Silver Street and George Street/Square

George Street (George's Square)

Looking up George Street as it appeared in the twenties. The last of these properties on the right was demolished just before the 1939-1945 war (including the Halifax Guardian offices near the top right). Shops below the Courier offices were mostly destroyed by a runaway lorry.

When is a street not a square? Or, to put it another way, when is a Square not a Street?

There seems to be a perpetual confusion over whether the road and precinct in the centre of Halifax should be called George Street or George Square. Matters are not helped by the fact that on one side a nameplate pronounces George Square, while on the other side another - a newer one - states that the avenue is George Street. And the addresses of businesses are given either as Square or Street, not always according to which nameplate is at their side.

It is a confusing state of affairs that has a historical explanation, as this week's picture shows. At one time there definitely was both a George Street and a George Square, the latter below the former. The picture, from the 1920's, shows what was George Street, before the properties on the right were demolished, creating the broader thoroughfare we know today. The duel name given to the area is a legacy of it's older, built up days.

It looks as if demolition was already under way when this picture was taken, for there are exposed stones visible on the far right edge. Properties on the left are still recognisable, with the Griffin, now called Griff's(Bow legged with Brass), visible at the top, and the familiar outline of Bull Green glimpsed at the top of the street. Buses depart from George Street today, but in the 1920's, of course, there was a tram stop.

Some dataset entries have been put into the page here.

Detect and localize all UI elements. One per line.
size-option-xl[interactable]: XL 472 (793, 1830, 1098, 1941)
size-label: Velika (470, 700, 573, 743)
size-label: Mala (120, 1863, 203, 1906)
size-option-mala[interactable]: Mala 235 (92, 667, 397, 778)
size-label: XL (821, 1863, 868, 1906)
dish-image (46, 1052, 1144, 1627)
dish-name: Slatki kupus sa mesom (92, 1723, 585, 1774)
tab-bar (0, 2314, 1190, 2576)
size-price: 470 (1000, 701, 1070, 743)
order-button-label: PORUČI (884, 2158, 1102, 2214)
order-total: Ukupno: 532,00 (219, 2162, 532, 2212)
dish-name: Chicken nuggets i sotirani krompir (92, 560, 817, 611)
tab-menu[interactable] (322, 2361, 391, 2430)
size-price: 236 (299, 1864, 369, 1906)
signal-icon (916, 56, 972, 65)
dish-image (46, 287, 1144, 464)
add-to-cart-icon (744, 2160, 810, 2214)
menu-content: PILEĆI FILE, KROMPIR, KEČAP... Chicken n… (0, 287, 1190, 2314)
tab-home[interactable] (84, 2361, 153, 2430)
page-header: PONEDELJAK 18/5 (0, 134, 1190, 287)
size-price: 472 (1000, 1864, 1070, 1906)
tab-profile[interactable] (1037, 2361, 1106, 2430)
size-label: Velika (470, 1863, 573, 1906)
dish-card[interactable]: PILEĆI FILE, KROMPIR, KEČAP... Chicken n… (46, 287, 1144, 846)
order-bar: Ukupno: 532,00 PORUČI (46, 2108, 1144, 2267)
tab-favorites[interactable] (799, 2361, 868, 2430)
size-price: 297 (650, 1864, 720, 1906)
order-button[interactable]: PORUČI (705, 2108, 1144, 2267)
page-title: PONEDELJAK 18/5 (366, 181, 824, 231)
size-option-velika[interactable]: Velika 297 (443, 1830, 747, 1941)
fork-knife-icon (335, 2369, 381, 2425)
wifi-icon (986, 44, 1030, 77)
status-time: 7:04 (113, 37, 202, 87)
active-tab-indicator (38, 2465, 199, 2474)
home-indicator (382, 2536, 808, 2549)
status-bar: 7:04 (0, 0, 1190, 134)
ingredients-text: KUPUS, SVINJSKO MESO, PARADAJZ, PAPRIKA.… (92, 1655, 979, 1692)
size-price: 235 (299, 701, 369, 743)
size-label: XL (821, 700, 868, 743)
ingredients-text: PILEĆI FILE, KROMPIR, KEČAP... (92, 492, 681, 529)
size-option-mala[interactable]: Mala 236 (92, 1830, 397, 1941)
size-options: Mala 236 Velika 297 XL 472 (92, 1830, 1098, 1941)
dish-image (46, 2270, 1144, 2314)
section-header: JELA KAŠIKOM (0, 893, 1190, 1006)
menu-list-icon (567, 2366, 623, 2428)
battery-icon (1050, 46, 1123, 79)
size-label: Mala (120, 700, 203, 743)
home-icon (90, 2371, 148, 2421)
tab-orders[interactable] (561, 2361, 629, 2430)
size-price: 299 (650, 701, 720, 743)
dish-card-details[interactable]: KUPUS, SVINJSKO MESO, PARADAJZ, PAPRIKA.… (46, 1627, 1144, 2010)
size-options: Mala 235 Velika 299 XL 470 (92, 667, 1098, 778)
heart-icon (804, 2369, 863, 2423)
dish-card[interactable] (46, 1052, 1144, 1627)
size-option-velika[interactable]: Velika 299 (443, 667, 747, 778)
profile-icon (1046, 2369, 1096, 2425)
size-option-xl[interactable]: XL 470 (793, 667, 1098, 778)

Evening Courier 'Flashback' article 1992

Silver Street

Silver Street rises up to the left of picture and Argyle Street  rises to the right

A much older view of Silver Street

Silver Street in 1868

Argyle Street

The Sportsman Inn was formerly known as the 'Rose and Crown Inn' and is commonly thought to be the place that Daniel Defoe penned Robinson Crusoe on one of his many visits to the Inn. He visited Halifax many times in the early part of the 18th century, and he wrote a valuable account of the local trade.

Back of the Sportsman which was apparently the front in its early days.